The General Motors logo is seen outside its headquarters at the Renaissance Center in Detroit, Michigan August 25, 2009. REUTERS/Jeff Kowals
The General Motors logo is seen outside its headquarters at the Renaissance Center in Detroit, Michigan August 25, 2009. REUTERS/Jeff Kowals

UNDATED (WSAU-Wheeler News)  Families of three Wisconsin victims in a 2006 traffic crash linked to General Motors' faulty ignition switches have yet to decide whether to take a company settlement. Ken Rimer says the families will meet with their lawyer tomorrow after G-M announced a compensation fund yesterday.

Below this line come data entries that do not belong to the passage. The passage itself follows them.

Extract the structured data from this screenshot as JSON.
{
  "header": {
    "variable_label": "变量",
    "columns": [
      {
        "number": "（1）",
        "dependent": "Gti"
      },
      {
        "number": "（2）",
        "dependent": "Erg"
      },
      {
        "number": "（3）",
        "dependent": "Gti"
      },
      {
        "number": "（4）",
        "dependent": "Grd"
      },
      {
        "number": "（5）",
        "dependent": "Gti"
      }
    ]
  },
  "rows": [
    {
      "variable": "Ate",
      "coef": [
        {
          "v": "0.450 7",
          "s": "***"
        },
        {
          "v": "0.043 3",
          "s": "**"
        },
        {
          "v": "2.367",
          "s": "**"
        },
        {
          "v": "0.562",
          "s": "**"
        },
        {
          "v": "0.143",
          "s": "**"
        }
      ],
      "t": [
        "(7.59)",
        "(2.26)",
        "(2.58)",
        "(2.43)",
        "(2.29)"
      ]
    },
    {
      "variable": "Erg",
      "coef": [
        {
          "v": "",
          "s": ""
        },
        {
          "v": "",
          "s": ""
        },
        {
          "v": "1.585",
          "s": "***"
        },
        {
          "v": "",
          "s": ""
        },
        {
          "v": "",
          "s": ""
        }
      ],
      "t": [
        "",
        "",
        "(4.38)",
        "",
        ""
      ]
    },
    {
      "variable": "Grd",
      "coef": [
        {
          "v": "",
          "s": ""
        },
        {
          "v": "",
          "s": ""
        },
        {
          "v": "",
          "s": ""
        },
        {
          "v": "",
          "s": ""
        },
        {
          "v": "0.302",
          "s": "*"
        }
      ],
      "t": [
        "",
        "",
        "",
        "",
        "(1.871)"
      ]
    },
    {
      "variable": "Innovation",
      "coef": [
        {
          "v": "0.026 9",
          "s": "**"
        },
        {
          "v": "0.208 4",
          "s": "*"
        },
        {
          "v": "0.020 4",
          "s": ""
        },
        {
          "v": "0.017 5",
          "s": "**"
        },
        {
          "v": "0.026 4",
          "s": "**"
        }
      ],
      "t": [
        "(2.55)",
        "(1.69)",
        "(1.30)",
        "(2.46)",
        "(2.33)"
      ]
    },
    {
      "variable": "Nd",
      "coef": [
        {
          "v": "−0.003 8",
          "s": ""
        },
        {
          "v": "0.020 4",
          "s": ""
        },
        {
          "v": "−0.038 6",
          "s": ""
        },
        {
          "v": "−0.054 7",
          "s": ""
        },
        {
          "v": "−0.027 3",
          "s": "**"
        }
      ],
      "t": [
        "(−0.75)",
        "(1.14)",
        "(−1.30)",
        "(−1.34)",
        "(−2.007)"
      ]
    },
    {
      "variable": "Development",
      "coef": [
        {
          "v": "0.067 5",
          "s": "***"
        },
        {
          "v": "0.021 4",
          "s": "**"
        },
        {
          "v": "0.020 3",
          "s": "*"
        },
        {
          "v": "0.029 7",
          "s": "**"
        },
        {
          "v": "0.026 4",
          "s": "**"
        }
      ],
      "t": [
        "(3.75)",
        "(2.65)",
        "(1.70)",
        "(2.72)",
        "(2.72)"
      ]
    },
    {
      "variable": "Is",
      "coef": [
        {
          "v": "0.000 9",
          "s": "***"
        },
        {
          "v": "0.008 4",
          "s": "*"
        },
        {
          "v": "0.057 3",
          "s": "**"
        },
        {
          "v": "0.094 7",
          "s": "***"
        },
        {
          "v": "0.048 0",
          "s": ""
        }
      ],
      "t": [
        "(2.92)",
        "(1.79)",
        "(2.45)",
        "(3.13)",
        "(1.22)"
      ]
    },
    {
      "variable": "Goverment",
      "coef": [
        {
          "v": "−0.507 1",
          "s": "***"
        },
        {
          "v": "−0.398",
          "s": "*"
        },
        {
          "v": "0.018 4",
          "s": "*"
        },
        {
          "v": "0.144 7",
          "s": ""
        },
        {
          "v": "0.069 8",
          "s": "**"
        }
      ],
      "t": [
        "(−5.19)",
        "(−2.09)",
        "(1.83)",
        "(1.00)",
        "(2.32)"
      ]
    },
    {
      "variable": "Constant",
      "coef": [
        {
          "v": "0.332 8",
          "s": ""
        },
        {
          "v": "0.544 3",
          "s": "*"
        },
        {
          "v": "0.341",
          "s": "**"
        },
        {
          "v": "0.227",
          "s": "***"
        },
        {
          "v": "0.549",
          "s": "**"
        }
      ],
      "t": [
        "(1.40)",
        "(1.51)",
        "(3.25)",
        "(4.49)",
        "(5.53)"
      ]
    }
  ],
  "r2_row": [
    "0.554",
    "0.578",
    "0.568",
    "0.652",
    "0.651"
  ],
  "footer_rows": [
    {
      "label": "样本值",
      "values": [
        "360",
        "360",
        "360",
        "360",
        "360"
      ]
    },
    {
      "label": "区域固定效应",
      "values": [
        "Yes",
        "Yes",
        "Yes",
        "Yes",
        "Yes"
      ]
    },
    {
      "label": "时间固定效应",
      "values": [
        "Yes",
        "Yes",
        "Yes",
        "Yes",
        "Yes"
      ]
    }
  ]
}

18-year-old Natasha Weigel and 15-year-old Amy Rademacher were killed when their car stalled, veered off a road, and slammed into trees in rural Saint Croix County in far western Wisconsin. The driver, 17-year-old Megan Phillips, suffered brain damage. G-M has admitted that one of the girls died directly from the ignition problem, because an air bag in front of her had not deployed.

Yesterday G-M said all passengers in such crashes would be eligible for compensation, after refusing to compensate back seat riders previously.

The three Wisconsin families have a lawsuit pending. Rimer says he'll need to know more before deciding whether to drop the suit and accept G-M's compensation. Amounts have not been disclosed, but company settlement administrator Kenneth Feinberg said families would know the offers before having to decide whether to take them.